A Terceira Tradição tem, ainda, uma implicação pouco visível, mas não menos real: A.A. não é para quem precisa; é para quem deseja tornar-se membro. Aceitamos abordar qualquer pessoa, em qualquer hora e lugar, desde que esteja ciente e aceite conversar conosco. Não persuadimos ninguém a parar de beber.  Hoje em dia, um recém-chegado não precisa sequer admitir ser um alcoólico. Não exigimos abstinência de ninguém. Adotamos livremente a sobriedade como modo de vida e acolhemos quem mais queira aderir. Se o álcool é considerado um problema incontrolável para alguém e este alguém deseja fazer algo a respeito, isso é suficiente para nós.

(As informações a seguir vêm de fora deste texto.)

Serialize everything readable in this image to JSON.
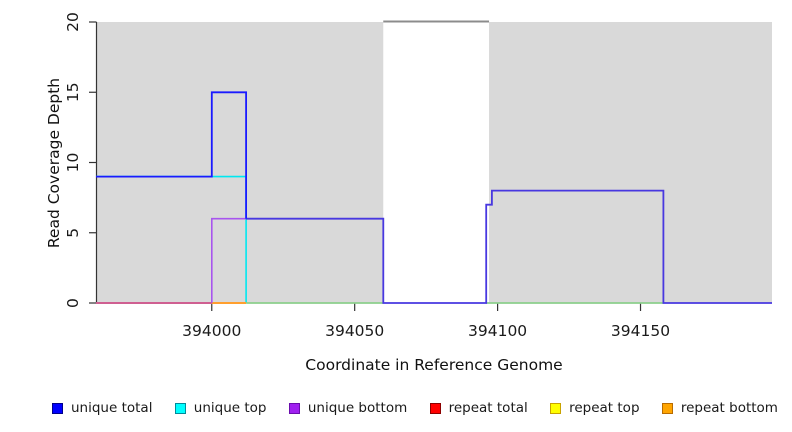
{
  "chart_data": {
    "type": "line",
    "subtype": "step-coverage-plot",
    "title": "",
    "xlabel": "Coordinate in Reference Genome",
    "ylabel": "Read Coverage Depth",
    "xlim": [
      393959.5,
      394196
    ],
    "ylim": [
      0,
      20
    ],
    "grid": "off",
    "xticks": {
      "values": [
        394000,
        394050,
        394100,
        394150
      ],
      "labels": [
        "394000",
        "394050",
        "394100",
        "394150"
      ]
    },
    "yticks": {
      "values": [
        0,
        5,
        10,
        15,
        20
      ],
      "labels": [
        "0",
        "5",
        "10",
        "15",
        "20"
      ]
    },
    "plot_background_color": "#d9d9d9",
    "excluded_region": {
      "x1": 394060,
      "x2": 394097,
      "color": "#ffffff",
      "clipped_line_y": 20,
      "clipped_line_color": "#8c8c8c"
    },
    "series": [
      {
        "name": "unique total",
        "color": "#0000ff",
        "points": [
          [
            393959.5,
            9
          ],
          [
            394000,
            9
          ],
          [
            394000,
            15
          ],
          [
            394012,
            15
          ],
          [
            394012,
            6
          ],
          [
            394060,
            6
          ],
          [
            394060,
            0
          ],
          [
            394096,
            0
          ],
          [
            394096,
            7
          ],
          [
            394098,
            7
          ],
          [
            394098,
            8
          ],
          [
            394158,
            8
          ],
          [
            394158,
            0
          ],
          [
            394196,
            0
          ]
        ]
      },
      {
        "name": "unique top",
        "color": "#00ffff",
        "points": [
          [
            393959.5,
            9
          ],
          [
            394012,
            9
          ],
          [
            394012,
            0
          ],
          [
            394196,
            0
          ]
        ]
      },
      {
        "name": "unique bottom",
        "color": "#a020f0",
        "points": [
          [
            393959.5,
            0
          ],
          [
            394000,
            0
          ],
          [
            394000,
            6
          ],
          [
            394060,
            6
          ],
          [
            394060,
            0
          ],
          [
            394096,
            0
          ],
          [
            394096,
            7
          ],
          [
            394098,
            7
          ],
          [
            394098,
            8
          ],
          [
            394158,
            8
          ],
          [
            394158,
            0
          ],
          [
            394196,
            0
          ]
        ]
      },
      {
        "name": "repeat total",
        "color": "#ff0000",
        "points": [
          [
            393959.5,
            0
          ],
          [
            394196,
            0
          ]
        ]
      },
      {
        "name": "repeat top",
        "color": "#ffff00",
        "points": [
          [
            393959.5,
            0
          ],
          [
            394196,
            0
          ]
        ]
      },
      {
        "name": "repeat bottom",
        "color": "#ffa500",
        "points": [
          [
            393959.5,
            0
          ],
          [
            394196,
            0
          ]
        ]
      }
    ],
    "render_segments": [
      {
        "name": "unique-top-visible",
        "color": "#00e8f0",
        "w": 1.6,
        "pts": [
          [
            393959.5,
            9
          ],
          [
            394012,
            9
          ],
          [
            394012,
            0
          ]
        ]
      },
      {
        "name": "repeat-bottom-visible",
        "color": "#ff9f2e",
        "w": 2,
        "pts": [
          [
            394000,
            0
          ],
          [
            394012,
            0
          ]
        ]
      },
      {
        "name": "unique-bottom-box",
        "color": "#a855ee",
        "w": 1.6,
        "pts": [
          [
            394000,
            0
          ],
          [
            394000,
            6
          ],
          [
            394012,
            6
          ]
        ]
      },
      {
        "name": "zero-line-green-1",
        "color": "#8ccf8c",
        "w": 1.8,
        "pts": [
          [
            394012,
            0
          ],
          [
            394060,
            0
          ]
        ]
      },
      {
        "name": "zero-line-green-2",
        "color": "#8ccf8c",
        "w": 1.8,
        "pts": [
          [
            394096,
            0
          ],
          [
            394158,
            0
          ]
        ]
      },
      {
        "name": "zero-line-magenta",
        "color": "#cf5f91",
        "w": 2,
        "pts": [
          [
            393959.5,
            0
          ],
          [
            394000,
            0
          ]
        ]
      },
      {
        "name": "total-bottom-overlap",
        "color": "#4838e0",
        "w": 1.8,
        "pts": [
          [
            394012,
            6
          ],
          [
            394060,
            6
          ],
          [
            394060,
            0
          ],
          [
            394096,
            0
          ],
          [
            394096,
            7
          ],
          [
            394098,
            7
          ],
          [
            394098,
            8
          ],
          [
            394158,
            8
          ],
          [
            394158,
            0
          ],
          [
            394196,
            0
          ]
        ]
      },
      {
        "name": "unique-total-high",
        "color": "#1a1aff",
        "w": 1.8,
        "pts": [
          [
            393959.5,
            9
          ],
          [
            394000,
            9
          ],
          [
            394000,
            15
          ],
          [
            394012,
            15
          ],
          [
            394012,
            6
          ]
        ]
      }
    ]
  },
  "legend": {
    "items": [
      {
        "label": "unique total",
        "fill": "#0000ff",
        "border": "#00008b"
      },
      {
        "label": "unique top",
        "fill": "#00ffff",
        "border": "#008b9b"
      },
      {
        "label": "unique bottom",
        "fill": "#a020f0",
        "border": "#6a0dad"
      },
      {
        "label": "repeat total",
        "fill": "#ff0000",
        "border": "#8b0000"
      },
      {
        "label": "repeat top",
        "fill": "#ffff00",
        "border": "#c8a200"
      },
      {
        "label": "repeat bottom",
        "fill": "#ffa500",
        "border": "#b86b00"
      }
    ]
  },
  "colors": {
    "axis": "#333333",
    "tick_text": "#1a1a1a"
  }
}
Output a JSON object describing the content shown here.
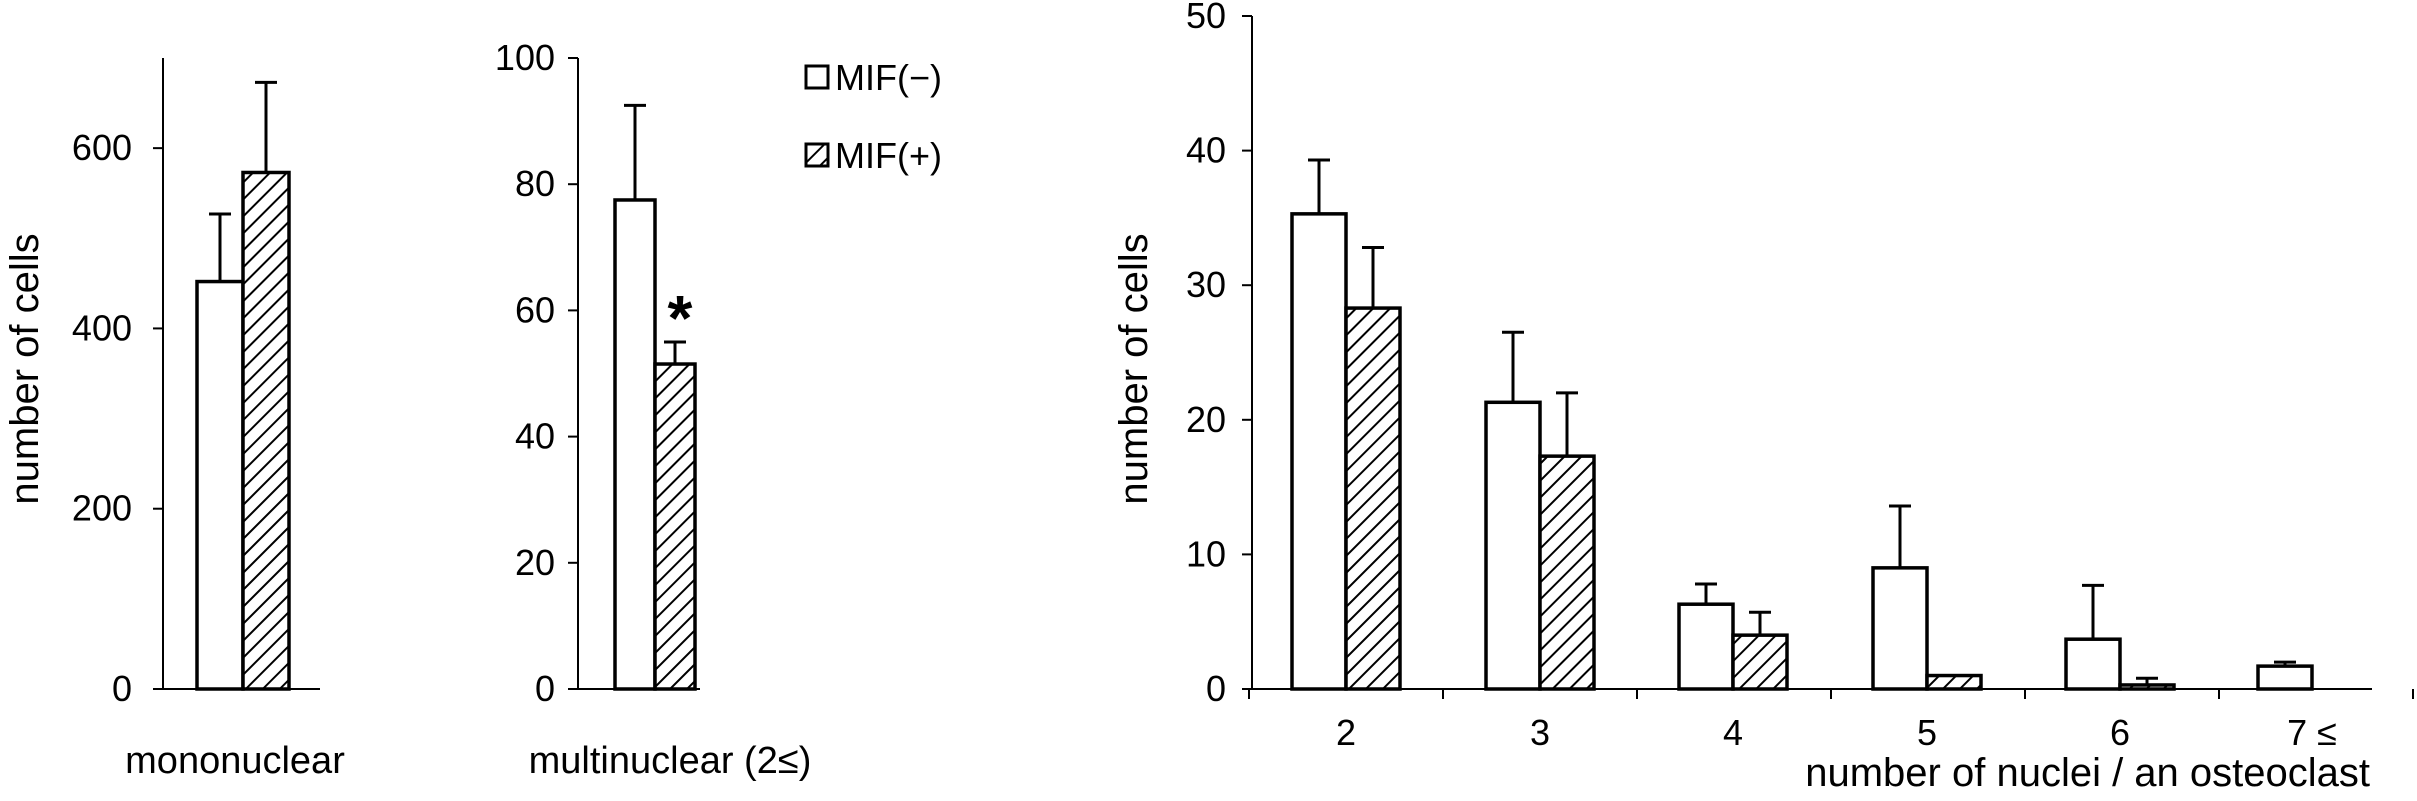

Por outro lado, acolhemos alcoólicos que chegam até nós por imposições de diversas ordens e externas a Alcoólicos Anônimos, por exemplo: sentenças judiciais, ultimatos familiares, indicações médicas ou exigências de empregadores. Não nos cabe questionar as autoridades constituídas no âmbito da vida social. Apenas deixamos claro que, em A.A. inexiste autoridade humana: nenhum membro pode forçar outro a sair, nem a ficar.

Outra implicação menos visível é a de que ninguém que não seja alcoólico pode tornar-se membro de A.A. Por exemplo, um dependente de outras substâncias – ou qualquer outro perfil – será acolhido incondicionalmente se tiver uma trajetória real de beber descontrolado.  A própria história de A.A. demonstrou que não há nenhum meio possível para fazer um não alcoólico tornar-se membro de A.A. – precisamos limitar nossos grupos de A.A. a um único propósito, ou fracassaremos – e, se fracassarmos não poderemos ajudar ninguém.

Contudo, há uma categoria de pessoas que, embora não sendo rigorosamente de membros de A.A., funciona como se o fossem: trata-se dos profissionais não alcoólicos que, carinhosamente, chamamos Amigos de A.A. São historicamente responsáveis por uma parcela incalculável do desenvolvimento de A.A. no mundo e no Brasil, pois aceitam nossa cooperação, indicam potenciais futuros membros para visitarem nossos grupos, confraternizam conosco no cotidiano e são sempre bem-vindos às reuniões abertas de quaisquer dos nossos grupos. Com estes, temos uma dívida de gratidão eterna e alguns dentre eles têm servido como Custódios da Junta de Serviços Gerais de A.A. do Brasil, um órgão de serviço da nossa estrutura nacional, emprestando seu nome, reputação e autoridade à nossa Irmandade, atuando como rosto e voz de A.A. em nível público, pois, não sendo alcoólicos, não precisam guardar anonimato pessoal nesse nível

Mas, voltando aos alcoólicos, de todo modo, nossa absoluta abertura para acolhê-los, expressa na Terceira Tradição de A.A., significa, talvez que estamos perdendo totalmente o medo daquelas violentas tempestades emocionais que às vezes cruzam nosso mundo alcoólico; talvez mostre nossa confiança de que, depois da tempestade, vem a bonança – “uma calma que é mais compreensão, mais compaixão, mais tolerância do que qualquer outra que jamais conhecemos” e que leva-nos a amar o melhor nos outros, sem temer seu pior.